Helping the World's Aviation Systems Work Together
In one project, she helped analyze air traffic controllers' information display systems to see how to improve them. "We examined the existing systems and talked with controllers to learn what they needed," she explains. "Using that information, we developed a concept, functional analysis, and requirements for a new system that would meet those needs."
Iacobucci is also working to introduce efficiencies into the Asia Pacific region's air traffic management systems. Her particular focus is Indonesia. "With MITRE's international sponsors, we are able to take what we've learned from our work for the FAA and apply that to the aviation issues other nations are facing. Conversely, we can bring lessons learned back home to better support the FAA," she says.
The impacts of these projects, Iacobucci notes, are diverse. "We're enabling controllers to do their jobs more effectively. We're helping passengers get places faster and more efficiently. We're improving aviation safety in other parts of the world, and we're supporting efforts to bring all the world's air traffic management systems into greater harmony."
Diverse Points of View Yield Better Results
Equally diverse, she says, are the teams she's served on. "Many of our teams include systems engineers, human factors engineers, and operational subject matter experts for all the different air traffic control domains. When we put all those different perspectives together, we get some great problem-solving and innovation."

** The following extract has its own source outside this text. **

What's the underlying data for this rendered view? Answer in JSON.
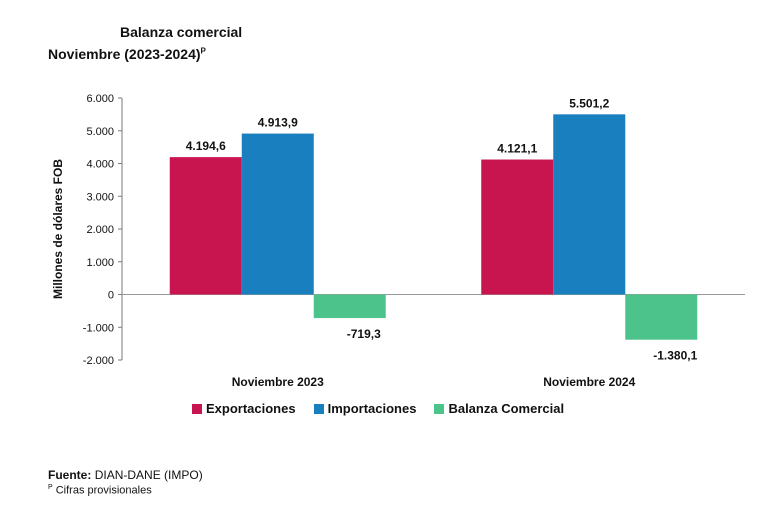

Iacobucci credits her team members with helping increase her own expertise, too. "I work with some really smart, busy people, but I haven't met anyone who isn't willing to take the time to answer my questions. Everyone has a genuine interest in sharing their knowledge to bring the whole team up."
Iacobucci is also grateful for opportunities for growth that fall outside her job duties. "One of the great things about MITRE," she says, "is that if you are interested in something and you have a passion for it, there is the opportunity to go and find your place in it."
For her, that has included joining teams that were creating and implementing mentoring and shadowing programs at MITRE. Iacobucci also joined NextUp, a group designed to facilitate growth and connections among early career professionals at MITRE. She now helps lead a chapter of that group in MITRE CAASD.
"These are just some of the programs MITRE offers to help you learn and grow," Iacobucci says. "Even if you're not exactly sure what your career goals are, there are people here who will work with you to help you find that path. MITRE is here to support you in whatever way you need."